Closed samul-1 closed 1 year ago

samul-1 commented 1 year ago

Hello,

I'm using Jobe as a code sandbox for my own LMS.

One change I'm trying to make is making files loaded in the workdir writable. I tried a few things but none worked.

First thing I tried: in LanguageTask.php, function prepare_execution_environment, I changed this line:

exec("setfacl -m u:{$this->user}:rwX {$this->workdir}")

to

 exec("setfacl -Rmd u:{$this->user}:rwX {$this->workdir}")

expecting that the rule would apply recursively to all files in the folder, including ones generated in the future. However, for some reason, what ends up happening is that I am not able to execute the executable file after compiling: for example, with a C task, I get

/usr/bin/ld: cannot open output file prog.c.exe: Permission denied
collect2: error: ld returned 1 exit status

Second thing I tried: in the function load_files in LanguageTask.php, after creating each file with file_put_contents, I added:

chown($destPath, $this->user)

However, this fails because it can only be used as root user, which is not the user under which Jobe runs.

How can I make the loaded files writable? Maybe I don't have a deep enough understanding of how Jobe works yet to find a solution, so any help is welcome.

trampgeek commented 1 year ago

Making uploaded files non-writeable was of course by design, for when using Jobe with Moodle CodeRunner. Even there, though, we occasionally want files to be writeable (e.g. with database questions, where the uploaded file is an sqlite3 database) and we achieve that simply by making a fresh copy of the original file for each test. A solution of that sort might be possible for you?

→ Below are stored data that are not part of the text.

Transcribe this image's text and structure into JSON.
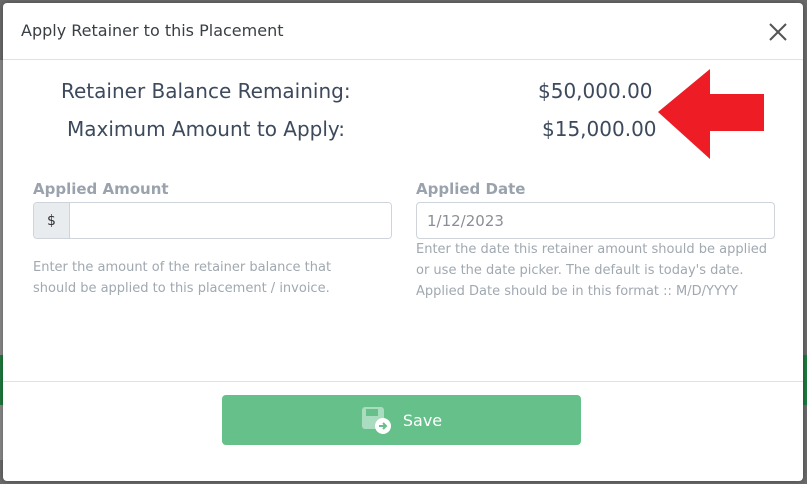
{
  "modal": {
    "title": "Apply Retainer to this Placement"
  },
  "summary": {
    "balance_label": "Retainer Balance Remaining:",
    "balance_value": "$50,000.00",
    "max_label": "Maximum Amount to Apply:",
    "max_value": "$15,000.00"
  },
  "applied_amount": {
    "label": "Applied Amount",
    "prefix": "$",
    "value": "",
    "help": "Enter the amount of the retainer balance that should be applied to this placement / invoice."
  },
  "applied_date": {
    "label": "Applied Date",
    "value": "1/12/2023",
    "help": "Enter the date this retainer amount should be applied or use the date picker. The default is today's date. Applied Date should be in this format :: M/D/YYYY"
  },
  "footer": {
    "save_label": "Save"
  },
  "colors": {
    "save_button": "#65c08a",
    "annotation_arrow": "#ee1c24"
  },
  "icons": {
    "close": "close-icon",
    "save": "save-icon",
    "annotation": "red-arrow-icon"
  }
}
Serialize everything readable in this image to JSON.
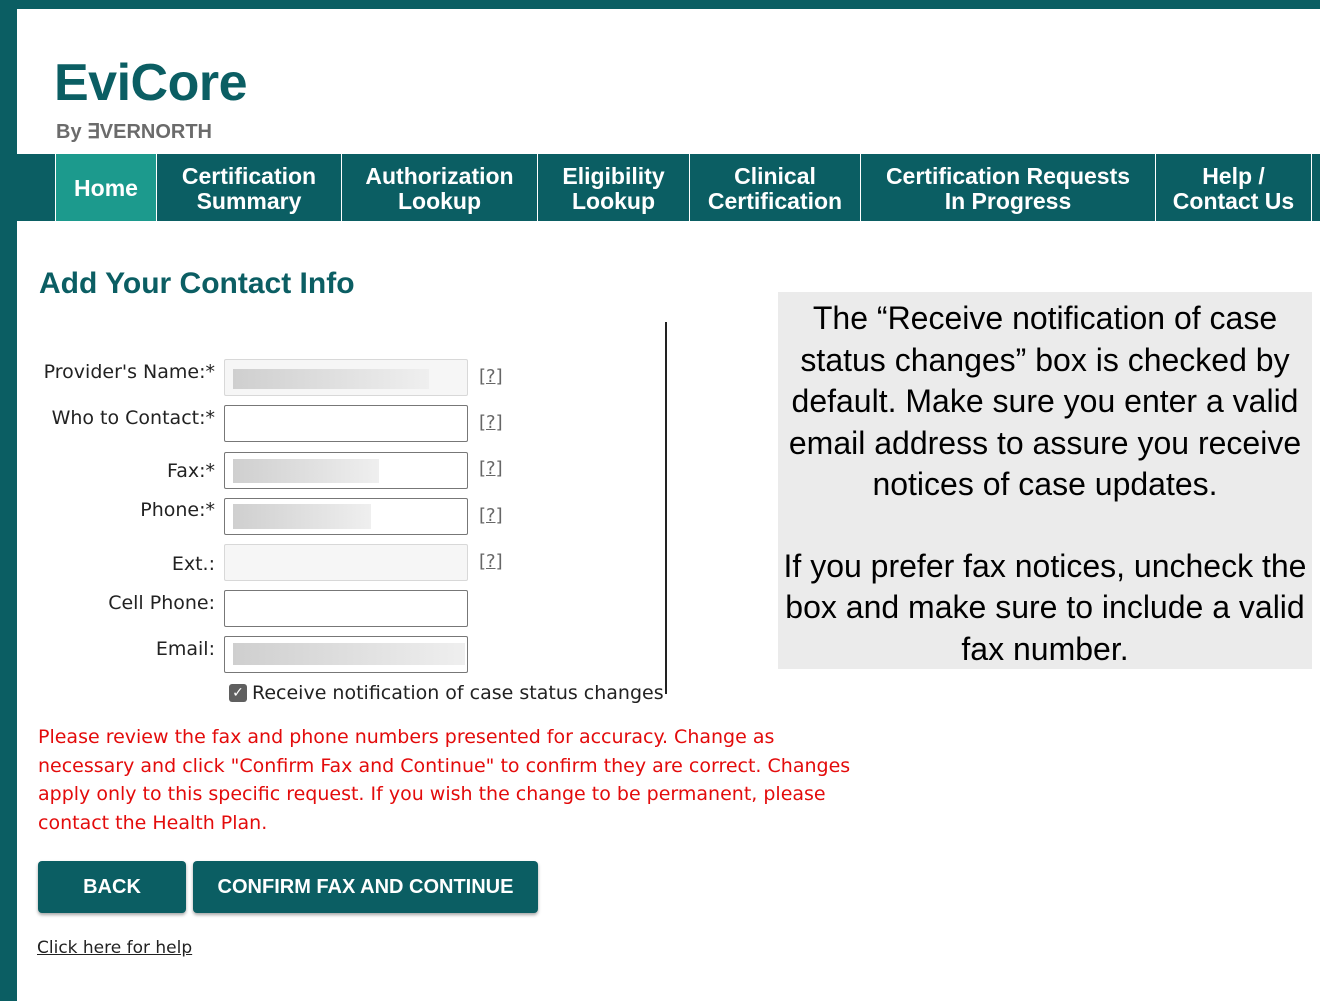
{
  "brand": {
    "name": "EviCore",
    "tagline": "By ∃VERNORTH"
  },
  "nav": [
    {
      "line1": "Home",
      "line2": ""
    },
    {
      "line1": "Certification",
      "line2": "Summary"
    },
    {
      "line1": "Authorization",
      "line2": "Lookup"
    },
    {
      "line1": "Eligibility",
      "line2": "Lookup"
    },
    {
      "line1": "Clinical",
      "line2": "Certification"
    },
    {
      "line1": "Certification Requests",
      "line2": "In Progress"
    },
    {
      "line1": "Help /",
      "line2": "Contact Us"
    }
  ],
  "form": {
    "title": "Add Your Contact Info",
    "fields": {
      "provider_name": {
        "label": "Provider's Name:*",
        "value": "",
        "help": "[?]"
      },
      "who_to_contact": {
        "label": "Who to Contact:*",
        "value": "",
        "help": "[?]"
      },
      "fax": {
        "label": "Fax:*",
        "value": "",
        "help": "[?]"
      },
      "phone": {
        "label": "Phone:*",
        "value": "",
        "help": "[?]"
      },
      "ext": {
        "label": "Ext.:",
        "value": "",
        "help": "[?]"
      },
      "cell_phone": {
        "label": "Cell Phone:",
        "value": ""
      },
      "email": {
        "label": "Email:",
        "value": ""
      }
    },
    "notify_checkbox": {
      "label": "Receive notification of case status changes",
      "checked": true
    },
    "warning": "Please review the fax and phone numbers presented for accuracy. Change as necessary and click \"Confirm Fax and Continue\" to confirm they are correct. Changes apply only to this specific request. If you wish the change to be permanent, please contact the Health Plan.",
    "buttons": {
      "back": "BACK",
      "confirm": "CONFIRM FAX AND CONTINUE"
    },
    "help_link": "Click here for help"
  },
  "callout": {
    "paragraph1": "The “Receive notification of case status changes” box is checked by default.  Make sure you enter a valid email address to assure you receive notices of case updates.",
    "paragraph2": "If you prefer fax notices, uncheck the box and make sure to include a valid fax number."
  },
  "colors": {
    "brand_teal": "#0b5e63",
    "active_tab": "#1c9a8d",
    "warning_red": "#e30b0b",
    "callout_bg": "#ebebeb"
  }
}
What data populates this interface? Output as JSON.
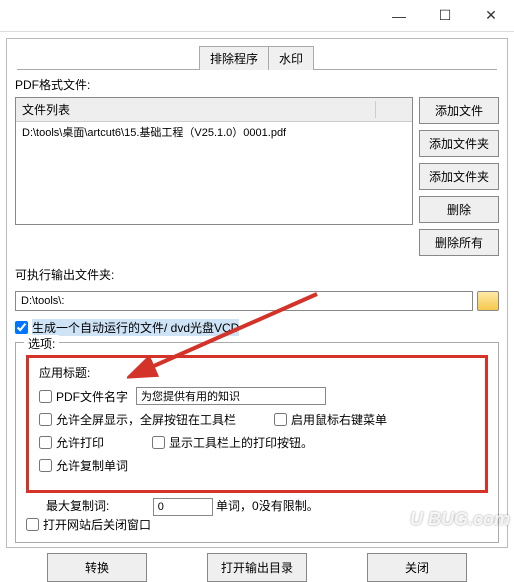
{
  "window": {
    "min": "—",
    "max": "☐",
    "close": "✕"
  },
  "tabs": {
    "exclude": "排除程序",
    "watermark": "水印"
  },
  "labels": {
    "pdfFile": "PDF格式文件:",
    "fileListHeader": "文件列表",
    "outputDir": "可执行输出文件夹:",
    "options": "选项:",
    "appTitle": "应用标题:",
    "maxCopy": "最大复制词:",
    "maxCopyTail": "单词，0没有限制。"
  },
  "filelist": {
    "row1": "D:\\tools\\桌面\\artcut6\\15.基础工程（V25.1.0）0001.pdf"
  },
  "sideButtons": {
    "addFile": "添加文件",
    "addFolder": "添加文件夹",
    "addFolder2": "添加文件夹",
    "delete": "删除",
    "deleteAll": "删除所有"
  },
  "output": {
    "path": "D:\\tools\\:"
  },
  "checkboxes": {
    "autorun": "生成一个自动运行的文件/ dvd光盘VCD",
    "pdfName": "PDF文件名字",
    "fullscreen": "允许全屏显示，全屏按钮在工具栏",
    "rightClick": "启用鼠标右键菜单",
    "allowPrint": "允许打印",
    "showPrintBtn": "显示工具栏上的打印按钮。",
    "allowCopy": "允许复制单词",
    "closeAfterOpen": "打开网站后关闭窗口"
  },
  "inputs": {
    "appTitleValue": "为您提供有用的知识",
    "maxCopyValue": "0"
  },
  "bottom": {
    "convert": "转换",
    "openOutput": "打开输出目录",
    "close": "关闭"
  },
  "watermark": "U BUG.com"
}
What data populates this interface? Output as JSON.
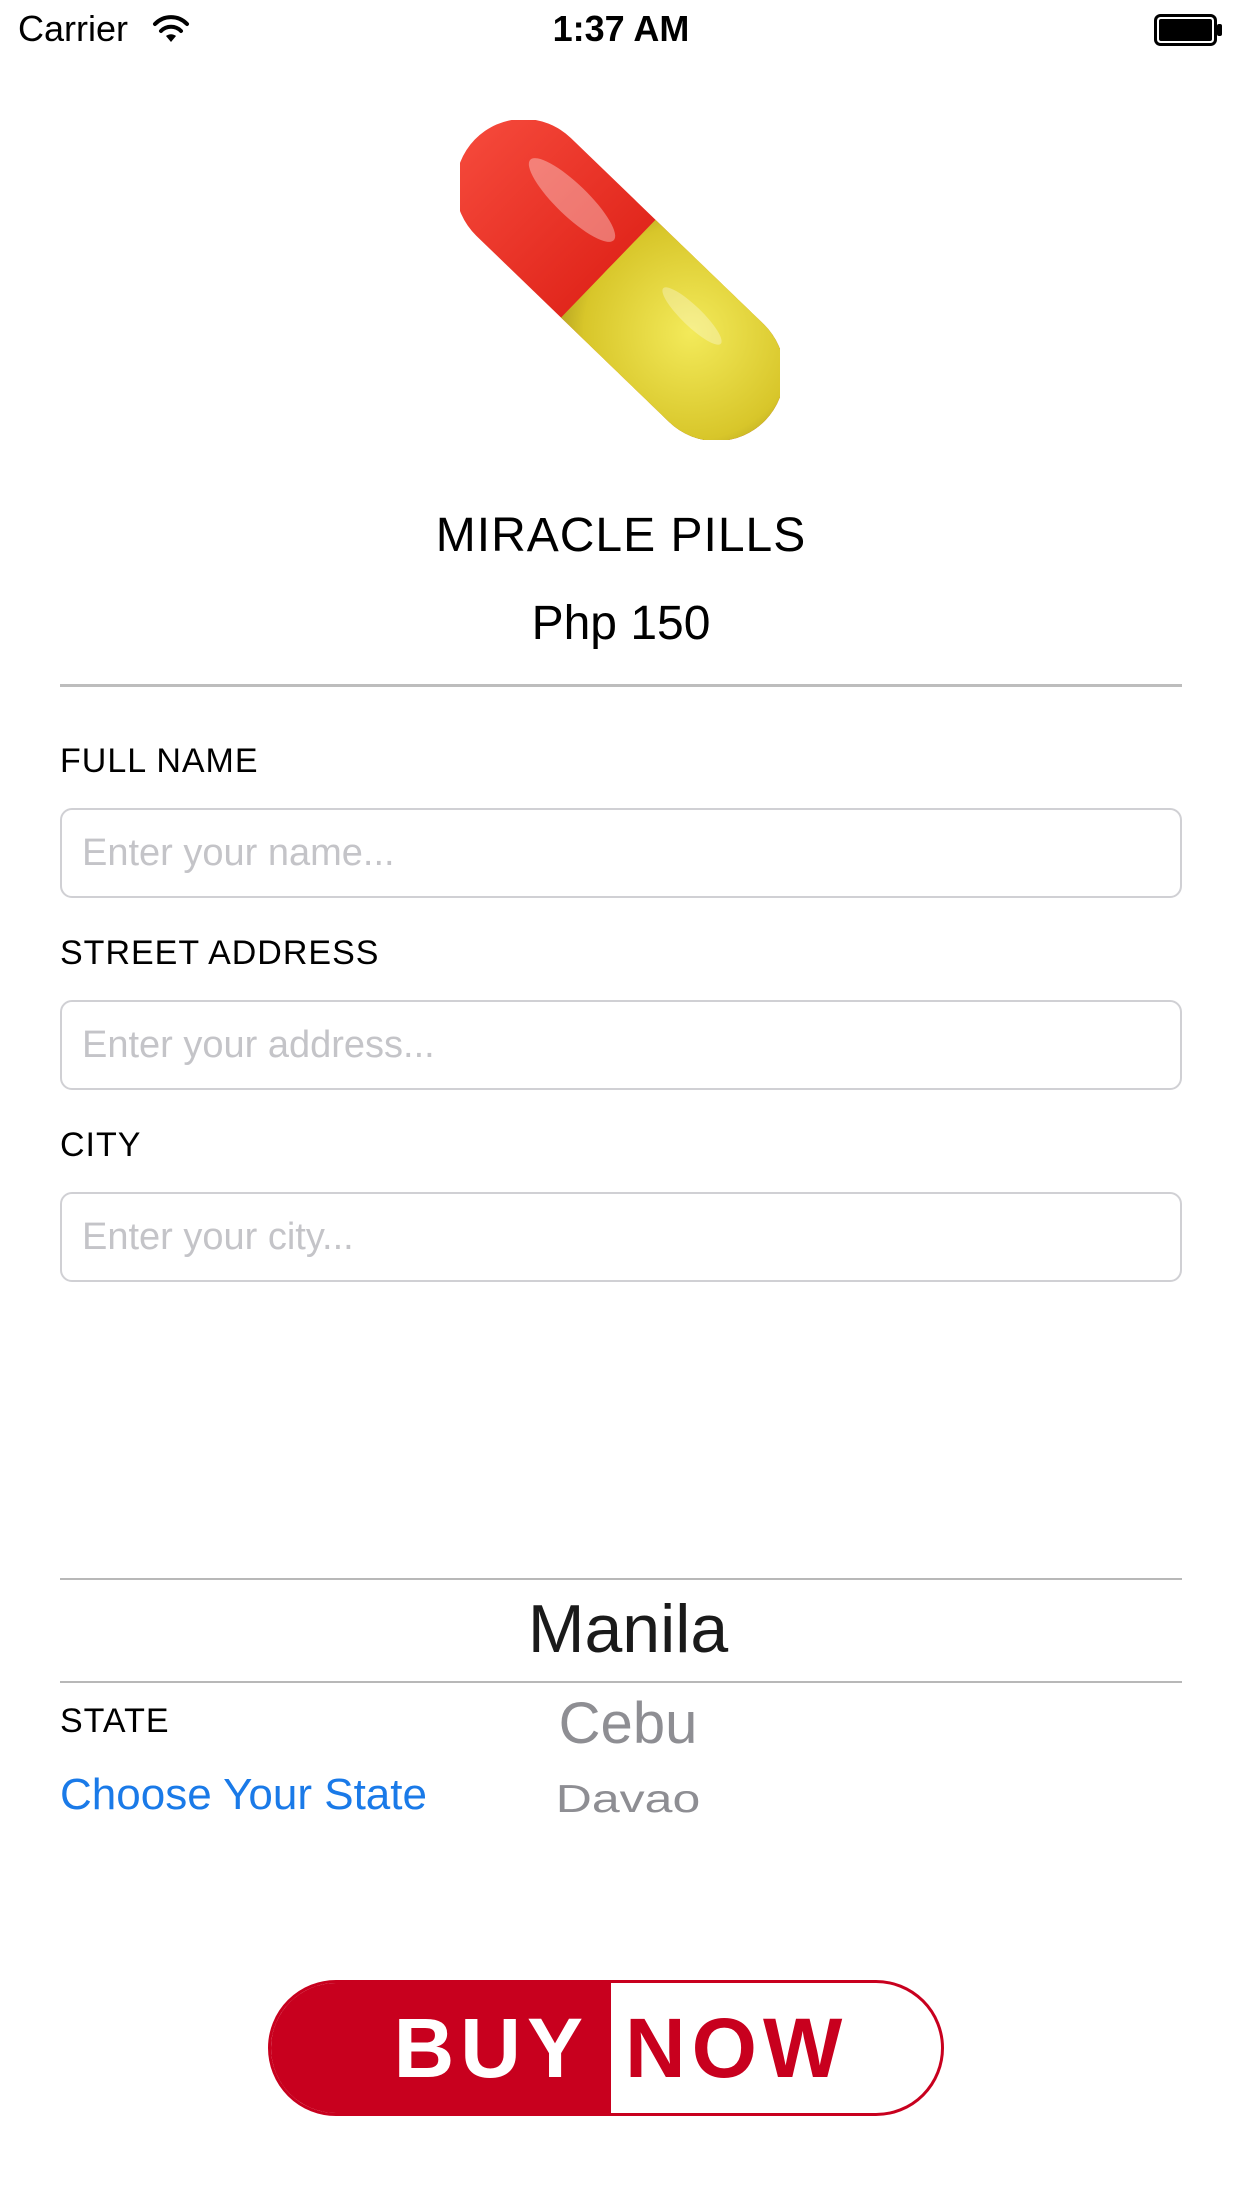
{
  "status_bar": {
    "carrier": "Carrier",
    "time": "1:37 AM",
    "wifi_icon": "wifi-icon",
    "battery_icon": "battery-icon"
  },
  "product": {
    "image_icon": "pill-icon",
    "name": "MIRACLE PILLS",
    "price": "Php 150"
  },
  "form": {
    "full_name": {
      "label": "FULL NAME",
      "value": "",
      "placeholder": "Enter your name..."
    },
    "street_address": {
      "label": "STREET ADDRESS",
      "value": "",
      "placeholder": "Enter your address..."
    },
    "city": {
      "label": "CITY",
      "value": "",
      "placeholder": "Enter your city..."
    },
    "state": {
      "label": "STATE",
      "choose_link": "Choose Your State",
      "picker_options": [
        "Manila",
        "Cebu",
        "Davao"
      ],
      "selected": "Manila"
    }
  },
  "buy_button": {
    "left_text": "BUY",
    "right_text": "NOW"
  },
  "colors": {
    "accent_red": "#c8001e",
    "link_blue": "#1a7ae8",
    "pill_red": "#e0241a",
    "pill_yellow": "#e3d62e"
  }
}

I wrote the Jobe code many years ago and can't immediately recall the details relating to FACLs. But perhaps the reason that your setfacl failed is that the -d flag removes all existing ACL entries, so that when the compile is attempted (which I think is still done by user www-data) the directory is no longer writeable by www-data? You might be able to fix that by adding another ACL to restore write access by www-data?

However, I recall that setting up the ACLs took quite a lot of thought, so I'd be reluctant to tinker with them myself. I think it would be cleaner to explicitly give jobe (or, better the specific jobe user) write access to each of the downloaded files, as you attempted with your chown approach. I think you can do that simply by prefixing the command with sudo. That should work as www-data is in the sudoers group (which it has to be in order to switch to the jobe user when running runguard. No guarantees, of course :)

Hope that helps. As I say, my memory of this is rather sketchy and I don't have time to work through it all again.